El fuego de la mañana se había convertido en frías cenizas y en la montaña de leña escaseaban las astillas. Colocó las cuatro últimas en la rejilla de la chimenea y quiso coger el hacha de David para sacar algunas más de los troncos más secos, pero ésta no montaba guardia en su puesto habitual. Tampoco estaba detrás del sofá, el caballete ni la isla de la cocina. Abrió la puerta que daba a la terraza y se aventuró lo suficiente para comprobar que el hacha tampoco estaba en el tronco donde David cortaba la leña. Volvió a entrar, se sacudió los copos de nieve y empezó a arrancar la corteza de unos pocos leños de pino, espolvoreando con ella las cuatro astillas.

¿Dónde estaba David? Se tardaba menos de una hora en ir a la tienda de comestibles. Un viaje de ida y vuelta a Jackson, parándose para hacer mil compras, tendría que haberlo llevado de regreso a las cinco. Ahora eran las seis y media y, mientras acercaba una cerilla a su hoguera improvisada, imaginó su coche en una zanja y a David volviendo a la cabaña andando, con los brazos llenos de provisiones. O tal vez no fuese capaz de andar. Quizá yacía inconsciente en la sala de urgencias del hospital de Jackson. ¿Cuánto tardarían las enfermeras en reconocerlo?
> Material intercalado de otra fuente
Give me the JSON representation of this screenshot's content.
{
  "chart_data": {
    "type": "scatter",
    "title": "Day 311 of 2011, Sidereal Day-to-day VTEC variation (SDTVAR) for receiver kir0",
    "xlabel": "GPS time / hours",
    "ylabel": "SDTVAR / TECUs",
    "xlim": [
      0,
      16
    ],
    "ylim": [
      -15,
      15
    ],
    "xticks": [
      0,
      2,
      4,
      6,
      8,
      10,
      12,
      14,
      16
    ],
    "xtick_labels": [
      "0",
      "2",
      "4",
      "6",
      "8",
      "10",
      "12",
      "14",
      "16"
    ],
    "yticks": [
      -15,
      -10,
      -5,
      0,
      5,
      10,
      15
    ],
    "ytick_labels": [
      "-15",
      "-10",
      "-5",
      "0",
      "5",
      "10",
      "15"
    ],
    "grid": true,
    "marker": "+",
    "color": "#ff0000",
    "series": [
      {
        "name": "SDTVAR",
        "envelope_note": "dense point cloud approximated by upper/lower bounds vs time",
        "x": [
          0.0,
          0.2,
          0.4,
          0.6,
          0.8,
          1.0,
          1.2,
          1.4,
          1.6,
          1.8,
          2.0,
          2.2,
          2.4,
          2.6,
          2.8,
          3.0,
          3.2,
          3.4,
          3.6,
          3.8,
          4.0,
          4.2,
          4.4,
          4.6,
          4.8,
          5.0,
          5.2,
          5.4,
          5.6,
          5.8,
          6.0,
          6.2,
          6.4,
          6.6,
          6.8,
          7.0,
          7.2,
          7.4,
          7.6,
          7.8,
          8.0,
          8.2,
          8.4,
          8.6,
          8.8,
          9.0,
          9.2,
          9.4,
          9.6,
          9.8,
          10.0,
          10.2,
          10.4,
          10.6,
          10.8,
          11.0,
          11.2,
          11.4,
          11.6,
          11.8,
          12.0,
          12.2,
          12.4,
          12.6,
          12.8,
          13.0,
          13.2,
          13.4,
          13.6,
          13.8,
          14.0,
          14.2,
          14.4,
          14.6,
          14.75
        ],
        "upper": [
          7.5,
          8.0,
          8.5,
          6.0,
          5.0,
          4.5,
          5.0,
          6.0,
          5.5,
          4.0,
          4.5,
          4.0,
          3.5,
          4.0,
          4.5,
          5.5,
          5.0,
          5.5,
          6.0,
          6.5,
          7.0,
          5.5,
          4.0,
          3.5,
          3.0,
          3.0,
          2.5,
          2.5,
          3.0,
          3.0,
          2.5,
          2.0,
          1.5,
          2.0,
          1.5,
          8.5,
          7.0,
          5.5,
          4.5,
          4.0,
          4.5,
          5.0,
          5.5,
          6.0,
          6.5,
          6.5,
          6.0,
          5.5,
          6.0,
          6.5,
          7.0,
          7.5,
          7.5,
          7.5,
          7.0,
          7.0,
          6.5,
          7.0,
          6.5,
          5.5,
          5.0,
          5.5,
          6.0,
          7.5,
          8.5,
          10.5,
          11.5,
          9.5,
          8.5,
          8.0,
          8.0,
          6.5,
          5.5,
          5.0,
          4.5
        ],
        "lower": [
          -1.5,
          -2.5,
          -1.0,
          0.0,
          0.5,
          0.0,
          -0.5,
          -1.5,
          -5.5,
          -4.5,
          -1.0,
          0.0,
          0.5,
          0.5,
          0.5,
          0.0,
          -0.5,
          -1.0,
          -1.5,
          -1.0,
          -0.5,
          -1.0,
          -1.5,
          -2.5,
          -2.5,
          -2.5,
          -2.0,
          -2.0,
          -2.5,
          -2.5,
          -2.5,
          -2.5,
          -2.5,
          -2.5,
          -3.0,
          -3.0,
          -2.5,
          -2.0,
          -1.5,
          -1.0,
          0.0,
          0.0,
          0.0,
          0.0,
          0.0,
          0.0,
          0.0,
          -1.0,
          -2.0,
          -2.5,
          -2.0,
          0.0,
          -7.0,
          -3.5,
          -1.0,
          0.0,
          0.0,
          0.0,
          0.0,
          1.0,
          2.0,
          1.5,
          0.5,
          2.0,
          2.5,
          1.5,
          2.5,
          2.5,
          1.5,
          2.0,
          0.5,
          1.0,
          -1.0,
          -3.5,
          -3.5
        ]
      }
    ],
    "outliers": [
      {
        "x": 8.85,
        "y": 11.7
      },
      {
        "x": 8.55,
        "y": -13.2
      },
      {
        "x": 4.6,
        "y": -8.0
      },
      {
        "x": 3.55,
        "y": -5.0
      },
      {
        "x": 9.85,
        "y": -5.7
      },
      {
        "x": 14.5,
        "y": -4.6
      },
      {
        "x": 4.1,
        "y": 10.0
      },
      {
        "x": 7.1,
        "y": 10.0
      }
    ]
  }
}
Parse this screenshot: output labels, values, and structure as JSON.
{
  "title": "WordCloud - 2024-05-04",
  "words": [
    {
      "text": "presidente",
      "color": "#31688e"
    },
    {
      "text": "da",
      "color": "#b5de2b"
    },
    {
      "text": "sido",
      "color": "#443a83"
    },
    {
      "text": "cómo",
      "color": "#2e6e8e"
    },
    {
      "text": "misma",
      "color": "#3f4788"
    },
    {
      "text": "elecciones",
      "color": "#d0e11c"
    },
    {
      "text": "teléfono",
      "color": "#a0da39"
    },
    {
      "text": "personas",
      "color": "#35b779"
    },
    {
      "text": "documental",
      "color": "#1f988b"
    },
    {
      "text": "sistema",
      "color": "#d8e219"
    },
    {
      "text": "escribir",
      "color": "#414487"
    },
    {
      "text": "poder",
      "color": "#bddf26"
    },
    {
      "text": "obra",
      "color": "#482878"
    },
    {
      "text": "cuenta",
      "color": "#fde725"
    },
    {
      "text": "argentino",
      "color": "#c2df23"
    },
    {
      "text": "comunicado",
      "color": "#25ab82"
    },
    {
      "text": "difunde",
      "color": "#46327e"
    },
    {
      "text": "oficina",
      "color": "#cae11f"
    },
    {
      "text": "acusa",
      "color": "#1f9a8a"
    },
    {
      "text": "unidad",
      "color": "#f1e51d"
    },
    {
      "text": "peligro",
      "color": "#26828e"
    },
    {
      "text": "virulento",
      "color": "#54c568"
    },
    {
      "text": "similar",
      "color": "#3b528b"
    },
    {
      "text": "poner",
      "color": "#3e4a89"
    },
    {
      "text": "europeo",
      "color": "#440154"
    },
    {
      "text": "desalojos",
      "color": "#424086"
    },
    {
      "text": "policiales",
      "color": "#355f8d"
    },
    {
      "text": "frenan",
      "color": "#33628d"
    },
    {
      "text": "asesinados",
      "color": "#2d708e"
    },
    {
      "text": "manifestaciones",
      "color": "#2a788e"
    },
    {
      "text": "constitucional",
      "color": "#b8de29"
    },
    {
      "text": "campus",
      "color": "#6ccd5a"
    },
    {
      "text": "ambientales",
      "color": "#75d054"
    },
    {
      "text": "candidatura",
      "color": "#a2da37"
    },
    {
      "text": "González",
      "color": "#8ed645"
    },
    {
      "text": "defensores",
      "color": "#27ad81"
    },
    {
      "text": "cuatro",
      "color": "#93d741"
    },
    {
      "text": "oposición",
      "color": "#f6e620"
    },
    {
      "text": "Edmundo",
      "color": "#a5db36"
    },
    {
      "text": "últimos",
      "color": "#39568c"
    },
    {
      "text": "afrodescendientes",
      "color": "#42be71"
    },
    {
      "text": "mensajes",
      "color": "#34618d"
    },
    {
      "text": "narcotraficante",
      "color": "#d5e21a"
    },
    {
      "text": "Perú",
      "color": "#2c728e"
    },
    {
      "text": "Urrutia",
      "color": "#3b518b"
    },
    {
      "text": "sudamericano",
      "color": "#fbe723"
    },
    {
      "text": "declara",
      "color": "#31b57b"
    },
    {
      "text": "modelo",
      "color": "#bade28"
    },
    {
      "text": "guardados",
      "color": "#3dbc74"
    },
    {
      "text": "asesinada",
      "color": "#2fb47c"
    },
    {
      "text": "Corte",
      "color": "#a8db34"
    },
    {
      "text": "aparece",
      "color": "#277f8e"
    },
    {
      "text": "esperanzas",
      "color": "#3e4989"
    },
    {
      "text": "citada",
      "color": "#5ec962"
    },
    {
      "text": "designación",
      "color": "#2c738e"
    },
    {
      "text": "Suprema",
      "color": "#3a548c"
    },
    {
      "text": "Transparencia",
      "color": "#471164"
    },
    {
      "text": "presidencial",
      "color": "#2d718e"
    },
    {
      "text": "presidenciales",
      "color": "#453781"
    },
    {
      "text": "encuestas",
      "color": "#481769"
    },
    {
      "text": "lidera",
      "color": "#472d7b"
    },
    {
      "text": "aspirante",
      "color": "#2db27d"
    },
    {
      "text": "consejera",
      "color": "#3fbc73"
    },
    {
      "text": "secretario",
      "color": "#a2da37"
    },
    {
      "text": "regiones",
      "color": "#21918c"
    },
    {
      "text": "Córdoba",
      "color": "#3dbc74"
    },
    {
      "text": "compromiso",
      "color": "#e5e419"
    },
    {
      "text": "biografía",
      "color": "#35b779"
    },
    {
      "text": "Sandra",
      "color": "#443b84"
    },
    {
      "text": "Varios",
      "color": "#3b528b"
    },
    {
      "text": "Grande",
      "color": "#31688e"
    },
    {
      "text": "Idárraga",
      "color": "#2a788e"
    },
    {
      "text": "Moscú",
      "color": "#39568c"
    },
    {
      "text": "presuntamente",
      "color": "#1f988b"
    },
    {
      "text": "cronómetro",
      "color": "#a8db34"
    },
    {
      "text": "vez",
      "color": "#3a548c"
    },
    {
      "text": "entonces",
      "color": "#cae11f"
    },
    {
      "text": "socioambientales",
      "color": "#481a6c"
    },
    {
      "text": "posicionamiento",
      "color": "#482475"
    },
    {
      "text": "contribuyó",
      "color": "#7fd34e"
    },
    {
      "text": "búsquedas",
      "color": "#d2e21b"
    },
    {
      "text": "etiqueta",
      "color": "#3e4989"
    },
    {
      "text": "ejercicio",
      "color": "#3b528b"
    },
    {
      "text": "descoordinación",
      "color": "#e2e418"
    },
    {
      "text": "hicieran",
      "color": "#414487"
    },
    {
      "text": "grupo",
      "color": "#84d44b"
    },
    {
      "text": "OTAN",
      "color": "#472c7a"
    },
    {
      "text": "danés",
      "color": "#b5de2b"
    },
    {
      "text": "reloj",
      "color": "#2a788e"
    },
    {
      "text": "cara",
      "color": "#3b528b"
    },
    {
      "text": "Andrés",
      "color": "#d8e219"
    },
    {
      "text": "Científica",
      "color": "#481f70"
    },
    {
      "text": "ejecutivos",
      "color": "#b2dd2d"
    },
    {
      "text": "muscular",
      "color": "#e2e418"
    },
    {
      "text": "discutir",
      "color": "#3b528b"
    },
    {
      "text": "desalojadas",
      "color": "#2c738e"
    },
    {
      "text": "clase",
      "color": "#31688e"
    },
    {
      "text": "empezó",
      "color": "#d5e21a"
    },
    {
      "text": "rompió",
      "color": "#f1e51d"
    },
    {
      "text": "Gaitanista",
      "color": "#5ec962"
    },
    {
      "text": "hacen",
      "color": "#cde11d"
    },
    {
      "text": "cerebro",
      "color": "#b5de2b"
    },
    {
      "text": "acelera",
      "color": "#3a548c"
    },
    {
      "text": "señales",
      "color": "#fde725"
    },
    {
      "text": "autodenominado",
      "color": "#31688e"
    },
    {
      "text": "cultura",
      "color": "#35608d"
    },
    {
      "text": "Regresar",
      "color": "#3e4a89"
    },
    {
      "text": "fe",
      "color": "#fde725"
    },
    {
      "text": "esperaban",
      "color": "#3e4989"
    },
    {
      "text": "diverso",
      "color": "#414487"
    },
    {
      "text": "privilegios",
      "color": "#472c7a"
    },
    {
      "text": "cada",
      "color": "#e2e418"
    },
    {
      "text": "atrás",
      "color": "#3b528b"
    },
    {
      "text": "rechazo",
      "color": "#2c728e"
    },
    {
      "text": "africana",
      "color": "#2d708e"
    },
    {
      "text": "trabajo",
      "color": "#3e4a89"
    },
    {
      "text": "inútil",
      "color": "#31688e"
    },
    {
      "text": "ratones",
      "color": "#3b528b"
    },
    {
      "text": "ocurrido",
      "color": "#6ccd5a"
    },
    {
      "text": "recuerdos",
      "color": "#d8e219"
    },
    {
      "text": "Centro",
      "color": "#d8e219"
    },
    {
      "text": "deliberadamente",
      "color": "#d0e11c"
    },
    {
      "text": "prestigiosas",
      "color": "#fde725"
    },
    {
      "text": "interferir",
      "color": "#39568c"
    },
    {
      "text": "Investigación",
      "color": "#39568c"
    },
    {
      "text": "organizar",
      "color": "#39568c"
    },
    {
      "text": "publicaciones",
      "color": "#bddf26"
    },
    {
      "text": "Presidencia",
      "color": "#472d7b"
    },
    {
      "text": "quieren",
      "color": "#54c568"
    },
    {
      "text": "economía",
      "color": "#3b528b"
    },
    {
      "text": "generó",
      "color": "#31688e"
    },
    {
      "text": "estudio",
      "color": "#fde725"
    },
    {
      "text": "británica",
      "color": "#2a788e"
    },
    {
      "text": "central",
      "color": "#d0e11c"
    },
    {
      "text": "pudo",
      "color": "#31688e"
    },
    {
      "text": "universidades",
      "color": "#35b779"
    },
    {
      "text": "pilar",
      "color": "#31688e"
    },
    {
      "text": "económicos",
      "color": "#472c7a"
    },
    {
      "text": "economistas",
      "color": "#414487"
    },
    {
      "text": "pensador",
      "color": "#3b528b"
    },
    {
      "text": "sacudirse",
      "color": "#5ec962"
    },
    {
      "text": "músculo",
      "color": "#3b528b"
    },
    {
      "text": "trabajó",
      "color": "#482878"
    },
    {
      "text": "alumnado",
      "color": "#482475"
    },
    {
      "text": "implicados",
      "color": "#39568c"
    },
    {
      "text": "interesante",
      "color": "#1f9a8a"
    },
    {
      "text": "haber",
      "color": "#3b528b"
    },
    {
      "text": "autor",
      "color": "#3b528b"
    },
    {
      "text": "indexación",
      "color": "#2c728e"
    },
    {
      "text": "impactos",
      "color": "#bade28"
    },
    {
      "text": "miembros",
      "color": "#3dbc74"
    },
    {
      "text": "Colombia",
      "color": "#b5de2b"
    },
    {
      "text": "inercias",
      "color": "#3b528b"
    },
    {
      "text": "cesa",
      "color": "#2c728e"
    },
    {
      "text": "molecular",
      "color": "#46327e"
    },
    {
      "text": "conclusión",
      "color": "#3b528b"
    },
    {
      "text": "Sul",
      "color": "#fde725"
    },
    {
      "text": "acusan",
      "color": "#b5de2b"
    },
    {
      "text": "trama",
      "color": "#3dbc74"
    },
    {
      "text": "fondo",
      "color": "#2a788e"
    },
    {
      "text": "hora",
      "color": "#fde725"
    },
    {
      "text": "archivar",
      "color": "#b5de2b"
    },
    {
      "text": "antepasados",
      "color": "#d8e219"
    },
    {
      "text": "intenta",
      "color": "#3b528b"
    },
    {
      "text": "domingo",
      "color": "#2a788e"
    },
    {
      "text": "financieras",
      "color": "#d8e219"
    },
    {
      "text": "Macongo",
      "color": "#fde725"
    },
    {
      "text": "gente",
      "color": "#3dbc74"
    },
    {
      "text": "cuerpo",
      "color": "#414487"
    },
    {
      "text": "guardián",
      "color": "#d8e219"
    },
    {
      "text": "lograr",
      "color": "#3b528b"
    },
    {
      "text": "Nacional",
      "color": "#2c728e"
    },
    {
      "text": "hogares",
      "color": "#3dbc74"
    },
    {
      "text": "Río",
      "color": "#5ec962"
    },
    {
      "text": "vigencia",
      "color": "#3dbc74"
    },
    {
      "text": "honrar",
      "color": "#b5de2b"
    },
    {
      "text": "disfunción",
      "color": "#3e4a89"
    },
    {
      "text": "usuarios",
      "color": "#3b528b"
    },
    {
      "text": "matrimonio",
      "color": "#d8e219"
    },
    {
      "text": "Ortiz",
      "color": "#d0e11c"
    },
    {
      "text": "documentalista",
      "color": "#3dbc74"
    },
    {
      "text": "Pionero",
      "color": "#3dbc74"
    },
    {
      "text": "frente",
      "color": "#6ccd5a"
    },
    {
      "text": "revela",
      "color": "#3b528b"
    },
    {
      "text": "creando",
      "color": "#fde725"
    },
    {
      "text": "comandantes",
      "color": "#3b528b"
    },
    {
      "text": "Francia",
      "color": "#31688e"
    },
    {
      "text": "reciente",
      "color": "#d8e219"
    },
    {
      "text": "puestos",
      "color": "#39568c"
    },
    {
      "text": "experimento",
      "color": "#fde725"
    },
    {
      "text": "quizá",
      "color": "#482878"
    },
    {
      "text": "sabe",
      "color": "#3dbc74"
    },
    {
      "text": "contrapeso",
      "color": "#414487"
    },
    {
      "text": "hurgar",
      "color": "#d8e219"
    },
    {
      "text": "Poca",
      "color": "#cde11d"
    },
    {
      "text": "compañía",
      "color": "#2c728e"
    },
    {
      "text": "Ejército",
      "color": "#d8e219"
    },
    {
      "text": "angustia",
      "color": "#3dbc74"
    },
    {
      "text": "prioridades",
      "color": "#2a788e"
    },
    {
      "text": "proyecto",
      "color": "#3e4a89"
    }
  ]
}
David no llevaba ninguna identificación; a lo largo de los últimos meses había abandonado su cartera y borrado todo rastro de su antigua identidad. La enfermera le limpiaría la sangre de la cara y soltaría una exclamación. Llamaría al médico y ambos se quedarían mirando a su antiguo colega, que abriría lentamente los ojos y se vería descubierto.

O quizá nunca abriría los ojos. Quizás una multitud sería testigo de la segunda muerte del doctor McConell. Entonces, una vez más, Carver Petty llamaría a su puerta, esta vez más inquisidor que cordial. ¿Cómo era posible que su marido muerto condujese el coche de ella por las montañas, una nevada tarde de invierno? Detrás de Carver vería a los investigadores de la aseguradora, vestidos como empleados de funeraria, subiendo por la escalera del porche.

Entonces oyó pasos fuera de la cabaña. David entró y dejó tres bolsas de papel en la encimera de la cocina. Sarah se levantó y se acercó a él, que colgaba el abrigo.

—Estaba preocupada. ¿Dónde has estado?

—Tenía que hacer unos recados.

David se agachó y empezó a desatarse los cordones de las botas, sin mirarla.

—¿Con este tiempo?

—Las calles están transitables, una vez que dejas atrás las carreteras de gravilla.